Article points out that Saudi Arabia is living off their savings, meaning they are drawing down their foreign reserves to plug the budget gap, which was $79B last year alone. Article says they have postponed payments to vendors in the amount of $28B, making the actual deficit $107B. Stretching payables is always a sign of distress. Stretching payables in an amount equal to something around 5% of foreign reserves is a really bad sign.
The Saudi plan to transform their economy, discussed in the following article, is too little and too late according to this article.
With my limited field of vision, I can realize that the Saudi plan requires transforming the outlook of most people in their country from what-do-I-absolutely-have-to-do-today government employees to self driven entrepreneurs is going to take a really, really long time. I don’t know how long that sort of massive transition in mind-set would take, but I know it is many years beyond what it will take to deplete their foreign reserves.

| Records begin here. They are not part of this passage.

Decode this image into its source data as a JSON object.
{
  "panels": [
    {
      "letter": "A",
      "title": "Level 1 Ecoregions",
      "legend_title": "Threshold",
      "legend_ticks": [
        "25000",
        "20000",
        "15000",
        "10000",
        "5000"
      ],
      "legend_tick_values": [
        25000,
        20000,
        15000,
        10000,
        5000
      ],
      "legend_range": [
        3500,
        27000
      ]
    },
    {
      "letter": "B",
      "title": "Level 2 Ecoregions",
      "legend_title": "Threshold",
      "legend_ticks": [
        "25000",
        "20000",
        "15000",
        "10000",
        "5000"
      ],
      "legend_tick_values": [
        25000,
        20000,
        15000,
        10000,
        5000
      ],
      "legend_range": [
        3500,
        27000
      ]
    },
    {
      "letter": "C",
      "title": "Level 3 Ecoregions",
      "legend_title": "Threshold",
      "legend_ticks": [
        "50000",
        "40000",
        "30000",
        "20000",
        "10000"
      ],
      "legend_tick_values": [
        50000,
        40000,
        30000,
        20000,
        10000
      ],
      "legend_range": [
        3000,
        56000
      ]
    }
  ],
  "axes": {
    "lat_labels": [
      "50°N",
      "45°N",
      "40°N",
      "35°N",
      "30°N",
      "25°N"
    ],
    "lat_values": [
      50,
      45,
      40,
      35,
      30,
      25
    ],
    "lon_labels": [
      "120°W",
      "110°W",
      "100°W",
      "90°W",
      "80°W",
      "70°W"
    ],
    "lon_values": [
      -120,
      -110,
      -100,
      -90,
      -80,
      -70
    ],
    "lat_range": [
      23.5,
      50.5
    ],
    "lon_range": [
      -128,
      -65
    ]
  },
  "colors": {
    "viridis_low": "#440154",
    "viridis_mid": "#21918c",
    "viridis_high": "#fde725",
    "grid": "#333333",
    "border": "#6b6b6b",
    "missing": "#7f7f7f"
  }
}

The kind of transition that has already taken place in geopolitics caused by what we are seeing in the oil market will take a long time to understand, according to the article.
In a sentence, the goal is to shift away from the government employing most people with most income coming from oil towards a vibrant private sector with diversified industry employing most people.
Most sobering comment in the linked article is an explanation that previous seven 5-year plans have emphasized building infrastructure, build human capital, and use the private sector to drive growth. If it hasn’t happened in the last 35 years, what would make it happen now?
The MDW article cites four reasons the plan won’t work:
it is an overblown mega-project scheme
it focuses on economics and discards political development
it superficially approaches the challenge of instilling virtues of achievement
it takes the generation of non-oil revenues as it ultimate goal
One of the most severe challenges, it seems to me, will be the need for massive change at the cultural level away from easy or no-show government jobs to a widespread entrepreneurial attitude.
Other massive changes in cultural will be required. Adopting the needed political changes will be painful.
3/13/17 – Reuters at Rigzone – Russian Oil Major Says US Shale Growth Imperials OPEC Deal – Rosneft, a major oil player in Russia, thinks that the increase in production from the US could lead to a renewed price war when the six-month production cut from OPEC comes to an end. Article quotes the company has estimated that there has been 90% compliance with the OPEC production cut.
3/14/17 – Ship and Bunker – Russia Warns of New Price War Due to US Shale Gains as Kuwait Calls for Extension of OPEC Production Cuts – Same coverage as previous article just mentioned. Speculation is Russia will increase production when the OPEC production cut expires in the middle of this year. Increasing production from the US means that agreement will likely not be extended.
3/19/17 – Bloomberg – Oil Drops as US Drilling Growth Threatens to Counter OPEC Cuts – Output of oil from American shale increased for the 10th month running. This is either offsetting or beginning to offset the production cuts from OPEC, depending on which article you read. As an expected result oil prices are dropping.
1/23/17 – Wall Street Journal – Halliburton Standing Firm on Price Increases – Interesting tidbit that is a commentary on state of fracking – Halliburton is working to pull back their heavy discounts of the last two years. If you don’t like their upwardly revised prices, find another vendor.
Even back in January there were signs that drilling activity was stepping up.